Cancer stem-like cells (CSCs) are a small population of tumor cells that are capable of self-renewal, producing heterogeneous lineages of cancer cells that comprise the tumor. CSCs are a unique biological subpopulation of cancer cells that could survive indeterminately [91]. Those cells are characterized by the expression of gene sets associated with embryonic stem cells, the activation of multidrug resistance (MDR) and/or DNA-damage response (DDR) systems [92, 93].

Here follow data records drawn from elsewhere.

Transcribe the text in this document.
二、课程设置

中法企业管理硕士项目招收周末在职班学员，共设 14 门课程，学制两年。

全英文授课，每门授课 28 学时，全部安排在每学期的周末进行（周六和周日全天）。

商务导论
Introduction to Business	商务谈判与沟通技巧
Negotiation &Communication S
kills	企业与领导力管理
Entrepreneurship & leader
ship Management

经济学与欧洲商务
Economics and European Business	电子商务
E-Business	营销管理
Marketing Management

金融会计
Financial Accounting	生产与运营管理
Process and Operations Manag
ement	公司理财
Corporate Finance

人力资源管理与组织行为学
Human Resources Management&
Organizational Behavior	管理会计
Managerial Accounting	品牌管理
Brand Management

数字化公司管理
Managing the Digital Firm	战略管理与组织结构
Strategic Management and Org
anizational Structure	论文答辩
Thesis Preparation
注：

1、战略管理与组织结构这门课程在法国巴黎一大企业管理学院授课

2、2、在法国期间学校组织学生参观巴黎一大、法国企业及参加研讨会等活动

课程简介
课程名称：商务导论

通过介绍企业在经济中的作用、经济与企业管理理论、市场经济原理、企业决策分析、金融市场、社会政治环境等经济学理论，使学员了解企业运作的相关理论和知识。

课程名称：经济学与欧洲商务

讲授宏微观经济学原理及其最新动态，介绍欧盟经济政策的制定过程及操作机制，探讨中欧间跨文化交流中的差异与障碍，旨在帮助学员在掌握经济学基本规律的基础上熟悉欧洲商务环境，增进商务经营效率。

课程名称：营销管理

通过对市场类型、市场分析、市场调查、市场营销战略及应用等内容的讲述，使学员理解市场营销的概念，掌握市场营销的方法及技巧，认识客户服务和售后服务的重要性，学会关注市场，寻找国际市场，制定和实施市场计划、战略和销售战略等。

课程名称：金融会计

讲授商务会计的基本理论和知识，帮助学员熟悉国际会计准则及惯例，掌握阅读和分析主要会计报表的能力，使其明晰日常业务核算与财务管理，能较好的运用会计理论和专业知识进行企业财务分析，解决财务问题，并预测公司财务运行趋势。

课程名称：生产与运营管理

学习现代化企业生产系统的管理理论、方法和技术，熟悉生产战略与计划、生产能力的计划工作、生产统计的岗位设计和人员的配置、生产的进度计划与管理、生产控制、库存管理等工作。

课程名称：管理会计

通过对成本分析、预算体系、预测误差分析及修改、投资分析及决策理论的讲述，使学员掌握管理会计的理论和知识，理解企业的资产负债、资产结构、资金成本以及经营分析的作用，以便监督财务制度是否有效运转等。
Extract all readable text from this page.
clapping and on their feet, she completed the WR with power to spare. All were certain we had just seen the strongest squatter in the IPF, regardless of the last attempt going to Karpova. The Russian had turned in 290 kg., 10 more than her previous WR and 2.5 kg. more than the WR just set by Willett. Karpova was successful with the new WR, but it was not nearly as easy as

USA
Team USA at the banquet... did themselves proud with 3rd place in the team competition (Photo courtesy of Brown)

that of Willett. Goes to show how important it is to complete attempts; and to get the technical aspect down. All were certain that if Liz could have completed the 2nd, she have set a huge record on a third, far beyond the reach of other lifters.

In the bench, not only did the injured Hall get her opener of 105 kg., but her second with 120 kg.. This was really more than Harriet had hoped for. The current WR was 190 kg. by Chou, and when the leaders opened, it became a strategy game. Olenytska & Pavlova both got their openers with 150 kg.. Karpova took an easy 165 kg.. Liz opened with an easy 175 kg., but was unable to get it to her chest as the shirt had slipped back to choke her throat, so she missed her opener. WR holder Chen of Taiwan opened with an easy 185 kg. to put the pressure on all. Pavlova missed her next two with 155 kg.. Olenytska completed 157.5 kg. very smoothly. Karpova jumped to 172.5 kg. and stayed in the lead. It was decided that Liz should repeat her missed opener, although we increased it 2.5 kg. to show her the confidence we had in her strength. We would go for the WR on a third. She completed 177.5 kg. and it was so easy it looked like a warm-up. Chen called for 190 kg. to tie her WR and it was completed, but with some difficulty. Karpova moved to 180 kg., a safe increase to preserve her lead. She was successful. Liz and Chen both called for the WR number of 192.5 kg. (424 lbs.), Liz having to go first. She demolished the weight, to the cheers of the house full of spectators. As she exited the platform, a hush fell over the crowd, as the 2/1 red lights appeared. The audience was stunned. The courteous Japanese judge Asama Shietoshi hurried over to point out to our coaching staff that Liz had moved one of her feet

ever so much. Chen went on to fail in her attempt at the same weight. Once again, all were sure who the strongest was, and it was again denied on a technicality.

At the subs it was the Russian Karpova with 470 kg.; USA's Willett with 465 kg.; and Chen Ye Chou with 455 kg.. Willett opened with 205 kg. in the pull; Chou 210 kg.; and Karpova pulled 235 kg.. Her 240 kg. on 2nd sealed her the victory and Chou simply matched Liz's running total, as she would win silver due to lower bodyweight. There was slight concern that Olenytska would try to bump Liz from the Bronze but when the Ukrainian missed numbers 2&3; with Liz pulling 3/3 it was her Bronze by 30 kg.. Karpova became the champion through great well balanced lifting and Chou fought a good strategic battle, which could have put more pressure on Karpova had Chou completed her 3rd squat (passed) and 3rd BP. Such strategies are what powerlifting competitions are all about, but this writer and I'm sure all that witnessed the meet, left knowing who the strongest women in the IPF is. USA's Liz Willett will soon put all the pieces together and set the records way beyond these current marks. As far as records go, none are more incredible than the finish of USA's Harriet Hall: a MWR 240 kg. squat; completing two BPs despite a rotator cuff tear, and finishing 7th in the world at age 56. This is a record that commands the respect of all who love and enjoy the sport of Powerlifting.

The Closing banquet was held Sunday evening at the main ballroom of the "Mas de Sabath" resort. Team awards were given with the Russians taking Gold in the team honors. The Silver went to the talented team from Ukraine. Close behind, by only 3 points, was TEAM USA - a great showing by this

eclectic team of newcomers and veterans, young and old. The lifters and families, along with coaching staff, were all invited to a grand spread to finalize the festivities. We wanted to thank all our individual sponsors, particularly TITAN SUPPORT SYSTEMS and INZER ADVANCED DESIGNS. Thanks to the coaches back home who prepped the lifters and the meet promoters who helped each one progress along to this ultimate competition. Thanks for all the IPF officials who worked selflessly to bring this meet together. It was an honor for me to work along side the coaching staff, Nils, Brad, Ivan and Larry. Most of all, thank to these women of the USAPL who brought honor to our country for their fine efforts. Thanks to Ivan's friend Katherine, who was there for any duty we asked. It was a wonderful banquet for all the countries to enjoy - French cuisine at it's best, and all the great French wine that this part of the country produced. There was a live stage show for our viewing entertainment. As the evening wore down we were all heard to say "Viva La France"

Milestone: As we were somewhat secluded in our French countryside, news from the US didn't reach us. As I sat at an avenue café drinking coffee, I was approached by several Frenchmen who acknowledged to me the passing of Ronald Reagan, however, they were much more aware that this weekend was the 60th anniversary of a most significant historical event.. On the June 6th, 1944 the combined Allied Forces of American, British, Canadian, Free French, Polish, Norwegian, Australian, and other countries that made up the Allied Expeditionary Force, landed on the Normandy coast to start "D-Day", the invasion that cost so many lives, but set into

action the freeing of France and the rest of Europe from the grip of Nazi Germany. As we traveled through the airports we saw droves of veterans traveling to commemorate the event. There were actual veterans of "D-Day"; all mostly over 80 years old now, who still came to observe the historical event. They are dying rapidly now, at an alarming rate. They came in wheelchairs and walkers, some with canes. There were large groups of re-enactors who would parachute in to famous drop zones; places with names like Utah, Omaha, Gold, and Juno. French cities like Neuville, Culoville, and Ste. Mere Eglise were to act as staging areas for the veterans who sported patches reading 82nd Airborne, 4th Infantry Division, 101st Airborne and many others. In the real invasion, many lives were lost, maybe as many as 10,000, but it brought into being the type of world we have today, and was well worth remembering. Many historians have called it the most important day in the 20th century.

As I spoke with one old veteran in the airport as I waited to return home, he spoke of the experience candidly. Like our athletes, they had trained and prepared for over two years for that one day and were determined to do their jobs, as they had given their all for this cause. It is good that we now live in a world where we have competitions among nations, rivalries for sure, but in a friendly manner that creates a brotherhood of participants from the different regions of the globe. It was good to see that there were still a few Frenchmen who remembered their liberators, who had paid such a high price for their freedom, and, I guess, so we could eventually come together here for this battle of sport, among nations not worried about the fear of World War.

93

Although detailed processes of the formation of cancer stem-like cells are still under debate, it is certain that cancer cells must go through the process of cell reprogramming. This process resets differentiated cells to a pluripotent state and can be achieved by nuclear transfer, cell fusion and/or overexpression of certain transcription factors: Oct-4, Sox2, Klf4, c-Myc (OSKM) [94] (human homologs: POU5F1, SOX2, KLF4, MYC). As CSCs overexpress SOX2, POU5F1, and NANOG, it is suspected that reprogramming of cancer cells is mediated via overexpression of those transcription factors [95]. From stemness markers, SOX2 is best known for its association with anti-estrogen resistance. In vitro studies showed that in ER− endocrine resistant MCF-7 cells SOX2 expression is significantly higher than in ER+-resistant MCF-7 cells [95]. Other in vitro studies revealed that in ER+ endocrine resistant cell lines, SOX2 expression level is negatively correlated with ER and PR expression level. Interestingly, the high expression of SOX2 was also correlated with increasing histopathological grade during tamoxifen resistance acquisition [96]. There is growing evidence that SOX2 expression is highly correlated with resistance mechanisms and epithelial-mesenchymal transition (EMT)-specific gene expression in cancers. SOX2 is the regulator of: GLI1, FOXA1, mTOR, EGFR, and WNT and/or NF-κB pathway genes expression [95‐100]. Those pathways are associated with growth, proliferation, dedifferentiation and resistance in cancer cells. Moreover, overexpression of other stemness markers can lead to hyperactivation of migration, survival and proliferation associated pathways: HEDGEHOG, WNT, NF-κB, TGF-β, NOTCH, ERK/MAPK (reviewed: [64, 101‐103]). Activation of these pathways can lead to the acquisition of anti-estrogen resistance, increased invasiveness, migration and formation of distant metastases.